A Committee of Bankers on Branch Expansion Programme of public sector banks appointed by
Reserve Bank of India under the Chairmanship of Shri F. K. F.Nariman (Nariman Committee)
endorsed the idea in November 1969. It also recommended that each bank can concentrate on
certain districts where it should act as a 'Lead Bank'.
NECESSITIES OF LEAD BANKS
The development of rural economy has been accepted as an integral part of the main strategy in the
Seventh Five Year Plan. The basic importance of Lead Bank Scheme is that individual banks should
adopt particular district for intensive development. The lead bank acts as a leader for coordinating

the efforts of all credit institutions in the allotted districts to increase the flow of credit to
agriculture, small-scale industries and other economic activities.
REFORMS OF LEAD BANKS
In the changed context of financial sector reforms, the validity of the LBS is being questioned in
some quarters of the banking circle. RBI in consultation with NABARD devised the Lead Bank
Returns (LBRs) in the year 1991 which replaced the Lead Bank Statements (LBS) prescribed for
Banks under the Lead Bank Scheme.
Service Area Approach (SAA) was introduced in 1989 under which villages were identified and
assigned to bank branches based on their proximity and contiguity. Credit plans were prepared on
an annual basis for the service area of each branch which involved co-ordination between the
various developmental agencies and credit institutions.
SLBC facilitates effective implementation of development programmes in the areas of poverty
alleviation, employment to un-employed, providing banking outlet in un-banked areas, training,
financial literacy etc. The role of SLBC is reinforced by the High Level Committee constituted by
RBI to review Lead Bank Scheme.
State Level Bankers Committee (SLBC) came into existence under Lead Bank Scheme as per RBI
guidelines. SLBC is an inter-institutional forum at State level ensuring co-ordination between
Government and Banks on matters pertaining to banking development.

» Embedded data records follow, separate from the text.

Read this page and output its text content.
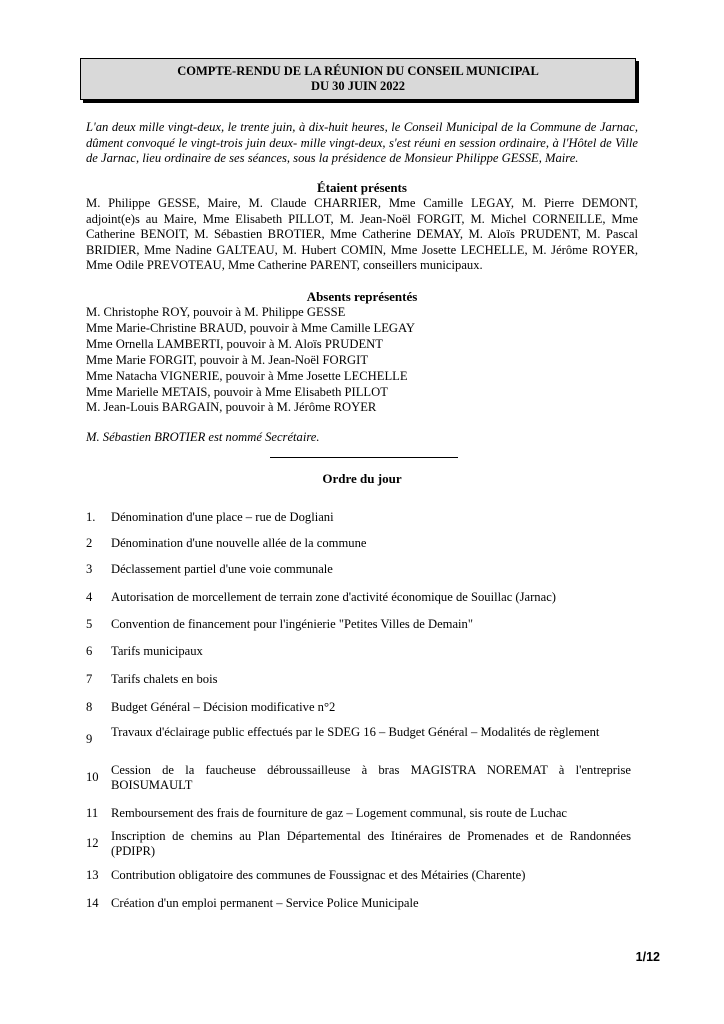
COMPTE-RENDU DE LA RÉUNION DU CONSEIL MUNICIPAL
DU 30 JUIN 2022
L'an deux mille vingt-deux, le trente juin, à dix-huit heures, le Conseil Municipal de la Commune de Jarnac, dûment convoqué le vingt-trois juin deux- mille vingt-deux, s'est réuni en session ordinaire, à l'Hôtel de Ville de Jarnac, lieu ordinaire de ses séances, sous la présidence de Monsieur Philippe GESSE, Maire.
Étaient présents
M. Philippe GESSE, Maire, M. Claude CHARRIER, Mme Camille LEGAY, M. Pierre DEMONT, adjoint(e)s au Maire, Mme Elisabeth PILLOT, M. Jean-Noël FORGIT, M. Michel CORNEILLE, Mme Catherine BENOIT, M. Sébastien BROTIER, Mme Catherine DEMAY, M. Aloïs PRUDENT, M. Pascal BRIDIER, Mme Nadine GALTEAU, M. Hubert COMIN, Mme Josette LECHELLE, M. Jérôme ROYER, Mme Odile PREVOTEAU, Mme Catherine PARENT, conseillers municipaux.
Absents représentés
M. Christophe ROY, pouvoir à M. Philippe GESSE
Mme Marie-Christine BRAUD, pouvoir à Mme Camille LEGAY
Mme Ornella LAMBERTI, pouvoir à M. Aloïs PRUDENT
Mme Marie FORGIT, pouvoir à M. Jean-Noël FORGIT
Mme Natacha VIGNERIE, pouvoir à Mme Josette LECHELLE
Mme Marielle METAIS, pouvoir à Mme Elisabeth PILLOT
M. Jean-Louis BARGAIN, pouvoir à M. Jérôme ROYER
M. Sébastien BROTIER est nommé Secrétaire.
Ordre du jour
1.	Dénomination d'une place – rue de Dogliani
2	Dénomination d'une nouvelle allée de la commune
3	Déclassement partiel d'une voie communale
4	Autorisation de morcellement de terrain zone d'activité économique de Souillac (Jarnac)
5	Convention de financement pour l'ingénierie "Petites Villes de Demain"
6	Tarifs municipaux
7	Tarifs chalets en bois
8	Budget Général – Décision modificative n°2
9	Travaux d'éclairage public effectués par le SDEG 16 – Budget Général – Modalités de règlement
10 Cession de la faucheuse débroussailleuse à bras MAGISTRA NOREMAT à l'entreprise BOISUMAULT
11	Remboursement des frais de fourniture de gaz – Logement communal, sis route de Luchac
12 Inscription de chemins au Plan Départemental des Itinéraires de Promenades et de Randonnées (PDIPR)
13 Contribution obligatoire des communes de Foussignac et des Métairies (Charente)
14 Création d'un emploi permanent – Service Police Municipale
1/12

High Level Committee on Lead Bank Scheme
In 2007 a High Level Committee was constituted under the chairpersonship of Smt. Usha Thorat,
Deputy Governor, Reserve Bank of India to review the Lead Bank Scheme which was initially
introduced in December 1969.
The High Level Committee, which submitted its final recommendations in August 2009,
announced that The overarching objective of Lead Bank Scheme shall be to enable banks and
State Governments to work together for inclusive growth. The Committee also advised Banks to
focus attention on the urgent need for achieving 100% financial inclusion through penetration of
banking services in the rural areas. RBI has accepted the recommendations of the High Level
Committee and advised action areas to SLBC Convenors and Banks for implementation.